🏠 House Price Prediction - Regression & Classification Models

📹 Presentation Video

≈

📋 Project Overview

This project predicts house prices using machine learning, implementing both regression (predicting exact price) and classification (predicting price category: Low/Medium/High) approaches.

Dataset

Name: Global House Purchase Decision Dataset
Size: 200,000 entries, 27 features
Target: Property price prediction

Main Goals

Predict house prices using regression models
Classify properties into price categories (Low/Medium/High)
Compare multiple ML algorithms and select the best performers

🔍 Exploratory Data Analysis (EDA)

Price Distribution

Key Insights:

Price distribution is slightly right-skewed
Most properties fall in the low-to-medium price range
Outliers exist in the high-price segment

Correlation Analysis

Key Findings:

Property size has the strongest correlation with price
Location features (country, city) significantly impact price
Customer salary shows moderate correlation with purchase decisions

Feature Distributions

🛠️ Feature Engineering

New Features Created (9 total):

property_age = 2025 - constructed_year
rooms_to_bathrooms_ratio = rooms / (bathrooms + 1)
total_amenities = garage + garden
size_category = Small/Medium/Large bins
safety_score = 1 / (crime_cases + legal_cases + 1)
financial_capacity = customer_salary - monthly_expenses
is_new_property = 1 if property_age <= 5
high_satisfaction = 1 if satisfaction >= median
location_quality = neighbourhood_rating + connectivity_score

One-Hot Encoding

Encoded: country, city, property_type, furnishing_status, size_category
Created ~60 binary columns

Polynomial Features

property_size_sqft², customer_salary², property_age²
Interaction terms (e.g., property_size × customer_salary)

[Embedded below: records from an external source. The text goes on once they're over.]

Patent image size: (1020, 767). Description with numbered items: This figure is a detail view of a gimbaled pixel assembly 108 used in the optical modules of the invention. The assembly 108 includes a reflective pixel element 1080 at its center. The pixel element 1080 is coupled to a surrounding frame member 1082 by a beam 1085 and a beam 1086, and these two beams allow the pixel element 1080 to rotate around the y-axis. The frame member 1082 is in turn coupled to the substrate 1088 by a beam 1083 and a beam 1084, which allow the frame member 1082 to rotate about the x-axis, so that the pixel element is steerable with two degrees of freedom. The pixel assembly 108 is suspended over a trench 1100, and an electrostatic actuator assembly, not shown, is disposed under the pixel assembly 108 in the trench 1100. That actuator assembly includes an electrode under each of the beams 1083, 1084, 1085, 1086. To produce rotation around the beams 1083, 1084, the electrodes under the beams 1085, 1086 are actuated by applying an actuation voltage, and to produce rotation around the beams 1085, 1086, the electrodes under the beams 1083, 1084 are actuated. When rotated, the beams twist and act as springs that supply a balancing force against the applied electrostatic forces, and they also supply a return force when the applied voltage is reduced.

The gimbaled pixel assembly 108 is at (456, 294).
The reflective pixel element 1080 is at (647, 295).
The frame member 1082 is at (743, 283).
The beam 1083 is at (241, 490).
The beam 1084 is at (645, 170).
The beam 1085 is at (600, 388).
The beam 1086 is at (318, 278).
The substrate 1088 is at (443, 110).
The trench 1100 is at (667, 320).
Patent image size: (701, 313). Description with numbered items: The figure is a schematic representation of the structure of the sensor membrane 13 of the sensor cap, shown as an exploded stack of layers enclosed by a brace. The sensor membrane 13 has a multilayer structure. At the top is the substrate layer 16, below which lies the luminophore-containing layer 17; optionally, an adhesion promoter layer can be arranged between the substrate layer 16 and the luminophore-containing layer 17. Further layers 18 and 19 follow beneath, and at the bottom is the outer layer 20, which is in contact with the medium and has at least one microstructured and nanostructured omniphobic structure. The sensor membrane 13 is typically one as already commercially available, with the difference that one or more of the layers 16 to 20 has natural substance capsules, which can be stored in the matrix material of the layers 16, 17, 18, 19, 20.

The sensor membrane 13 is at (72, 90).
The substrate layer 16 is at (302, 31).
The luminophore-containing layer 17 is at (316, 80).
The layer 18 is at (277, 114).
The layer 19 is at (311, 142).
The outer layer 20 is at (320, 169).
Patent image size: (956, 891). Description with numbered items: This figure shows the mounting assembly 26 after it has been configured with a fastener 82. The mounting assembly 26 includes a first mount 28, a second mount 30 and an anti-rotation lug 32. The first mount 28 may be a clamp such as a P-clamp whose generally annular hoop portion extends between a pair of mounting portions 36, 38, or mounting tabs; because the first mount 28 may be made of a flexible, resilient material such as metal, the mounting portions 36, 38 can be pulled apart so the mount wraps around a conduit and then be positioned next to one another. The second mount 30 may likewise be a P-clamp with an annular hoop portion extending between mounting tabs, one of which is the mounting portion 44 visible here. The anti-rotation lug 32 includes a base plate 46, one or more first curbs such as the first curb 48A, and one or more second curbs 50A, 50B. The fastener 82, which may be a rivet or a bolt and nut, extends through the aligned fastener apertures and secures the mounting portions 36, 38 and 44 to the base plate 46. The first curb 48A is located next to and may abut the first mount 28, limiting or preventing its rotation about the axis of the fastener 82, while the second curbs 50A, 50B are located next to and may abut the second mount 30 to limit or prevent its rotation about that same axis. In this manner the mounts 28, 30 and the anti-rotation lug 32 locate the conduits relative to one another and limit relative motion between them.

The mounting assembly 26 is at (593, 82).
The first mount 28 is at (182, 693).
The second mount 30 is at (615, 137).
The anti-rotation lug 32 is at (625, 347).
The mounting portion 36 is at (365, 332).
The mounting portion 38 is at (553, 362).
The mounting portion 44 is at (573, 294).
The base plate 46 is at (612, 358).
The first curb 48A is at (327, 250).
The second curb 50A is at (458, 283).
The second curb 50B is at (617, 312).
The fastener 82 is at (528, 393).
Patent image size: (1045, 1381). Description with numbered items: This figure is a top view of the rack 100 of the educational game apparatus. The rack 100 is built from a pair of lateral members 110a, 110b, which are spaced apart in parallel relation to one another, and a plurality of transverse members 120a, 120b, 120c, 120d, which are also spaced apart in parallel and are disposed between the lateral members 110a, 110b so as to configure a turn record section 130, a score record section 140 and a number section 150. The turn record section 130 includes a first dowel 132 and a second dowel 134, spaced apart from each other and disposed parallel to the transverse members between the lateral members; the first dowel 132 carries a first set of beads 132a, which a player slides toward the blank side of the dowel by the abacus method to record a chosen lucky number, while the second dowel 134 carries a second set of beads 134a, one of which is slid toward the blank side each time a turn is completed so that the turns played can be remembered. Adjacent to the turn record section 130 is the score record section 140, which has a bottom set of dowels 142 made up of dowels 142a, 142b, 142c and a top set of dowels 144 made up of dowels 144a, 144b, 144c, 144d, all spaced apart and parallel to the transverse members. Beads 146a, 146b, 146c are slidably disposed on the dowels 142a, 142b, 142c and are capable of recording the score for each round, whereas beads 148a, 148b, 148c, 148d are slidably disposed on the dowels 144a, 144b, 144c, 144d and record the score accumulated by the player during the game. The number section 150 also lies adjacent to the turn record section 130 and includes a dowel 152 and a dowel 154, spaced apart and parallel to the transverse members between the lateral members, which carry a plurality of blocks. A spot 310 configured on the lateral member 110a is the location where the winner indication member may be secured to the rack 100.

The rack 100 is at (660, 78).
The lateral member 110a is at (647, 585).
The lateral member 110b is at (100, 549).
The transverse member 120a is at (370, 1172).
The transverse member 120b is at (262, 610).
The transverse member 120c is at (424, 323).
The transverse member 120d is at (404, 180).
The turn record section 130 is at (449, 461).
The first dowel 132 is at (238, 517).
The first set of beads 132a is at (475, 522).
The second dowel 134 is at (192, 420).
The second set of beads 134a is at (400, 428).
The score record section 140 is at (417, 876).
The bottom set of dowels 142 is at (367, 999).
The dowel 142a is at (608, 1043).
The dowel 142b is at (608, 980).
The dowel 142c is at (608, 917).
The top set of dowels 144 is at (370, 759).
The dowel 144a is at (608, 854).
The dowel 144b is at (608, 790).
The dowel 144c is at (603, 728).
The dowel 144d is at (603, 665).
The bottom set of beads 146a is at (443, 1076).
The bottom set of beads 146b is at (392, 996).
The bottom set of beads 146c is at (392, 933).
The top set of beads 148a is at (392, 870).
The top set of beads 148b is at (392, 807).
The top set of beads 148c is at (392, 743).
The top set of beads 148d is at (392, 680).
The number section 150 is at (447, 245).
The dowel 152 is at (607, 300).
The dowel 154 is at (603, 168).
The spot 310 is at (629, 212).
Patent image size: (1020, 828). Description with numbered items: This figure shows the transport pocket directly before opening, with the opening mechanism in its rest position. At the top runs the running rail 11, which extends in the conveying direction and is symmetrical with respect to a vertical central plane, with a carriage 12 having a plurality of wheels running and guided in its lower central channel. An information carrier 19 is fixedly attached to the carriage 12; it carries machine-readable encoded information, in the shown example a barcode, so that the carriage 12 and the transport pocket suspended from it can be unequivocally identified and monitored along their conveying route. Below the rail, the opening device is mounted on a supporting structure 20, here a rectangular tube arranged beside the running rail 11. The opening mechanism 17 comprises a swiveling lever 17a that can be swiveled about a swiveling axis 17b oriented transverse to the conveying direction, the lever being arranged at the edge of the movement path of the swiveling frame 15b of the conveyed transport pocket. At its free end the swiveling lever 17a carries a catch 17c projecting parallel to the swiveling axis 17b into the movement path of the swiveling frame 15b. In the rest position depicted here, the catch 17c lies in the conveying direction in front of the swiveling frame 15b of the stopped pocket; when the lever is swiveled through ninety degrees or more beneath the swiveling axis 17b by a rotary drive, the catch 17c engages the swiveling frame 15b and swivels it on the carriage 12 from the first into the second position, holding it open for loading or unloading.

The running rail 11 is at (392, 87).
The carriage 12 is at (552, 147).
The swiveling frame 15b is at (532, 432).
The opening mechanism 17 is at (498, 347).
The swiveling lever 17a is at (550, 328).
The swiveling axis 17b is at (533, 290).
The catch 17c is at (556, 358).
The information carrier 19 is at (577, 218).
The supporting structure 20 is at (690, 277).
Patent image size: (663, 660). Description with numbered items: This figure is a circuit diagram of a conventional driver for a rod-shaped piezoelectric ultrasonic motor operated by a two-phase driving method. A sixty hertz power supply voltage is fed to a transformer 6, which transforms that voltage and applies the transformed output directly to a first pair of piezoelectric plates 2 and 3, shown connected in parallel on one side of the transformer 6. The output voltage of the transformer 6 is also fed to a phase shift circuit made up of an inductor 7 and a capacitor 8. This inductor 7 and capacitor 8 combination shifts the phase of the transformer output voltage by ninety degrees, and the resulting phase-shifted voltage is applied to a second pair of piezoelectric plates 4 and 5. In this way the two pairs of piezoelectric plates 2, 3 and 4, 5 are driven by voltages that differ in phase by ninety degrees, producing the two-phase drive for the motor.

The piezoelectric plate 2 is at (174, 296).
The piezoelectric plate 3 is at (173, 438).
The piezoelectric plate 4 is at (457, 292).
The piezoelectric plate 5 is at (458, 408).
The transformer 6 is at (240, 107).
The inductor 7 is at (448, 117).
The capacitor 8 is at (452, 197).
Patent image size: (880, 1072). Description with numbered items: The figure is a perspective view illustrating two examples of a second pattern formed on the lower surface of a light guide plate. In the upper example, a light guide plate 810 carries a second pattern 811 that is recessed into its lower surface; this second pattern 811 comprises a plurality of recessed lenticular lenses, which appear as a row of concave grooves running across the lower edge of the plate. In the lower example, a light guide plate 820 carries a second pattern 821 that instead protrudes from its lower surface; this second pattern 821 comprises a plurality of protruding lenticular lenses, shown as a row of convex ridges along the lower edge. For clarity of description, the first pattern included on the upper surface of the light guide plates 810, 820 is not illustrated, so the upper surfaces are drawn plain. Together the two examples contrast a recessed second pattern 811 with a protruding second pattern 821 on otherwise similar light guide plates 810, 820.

Final Feature Count: 78 features

🎯 K-Means Clustering

Elbow Method for Optimal K

Selected K = 4 based on the elbow curve

Cluster Visualization (PCA)

Cluster Interpretation:

Cluster	Property Age	Salary	Purchase Rate	Characteristics
0	Older (50 yrs)	Low (~$29k)	18%	Budget buyers, older properties
1	Older (33 yrs)	High (~$79k)	22%	Affluent buyers
2	Newer (17 yrs)	Low (~$29k)	18%	First-time buyers, new builds
3	Older (33 yrs)	Medium (~$50k)	35%	Sweet spot - highest purchase rate

📈 Part 1: Regression Models

Baseline Model (Linear Regression - Part 3)

R²: 0.1945 (19.45%)
MAE: 0.4168
RMSE: 0.5345

Improved Models with Engineered Features (Part 5)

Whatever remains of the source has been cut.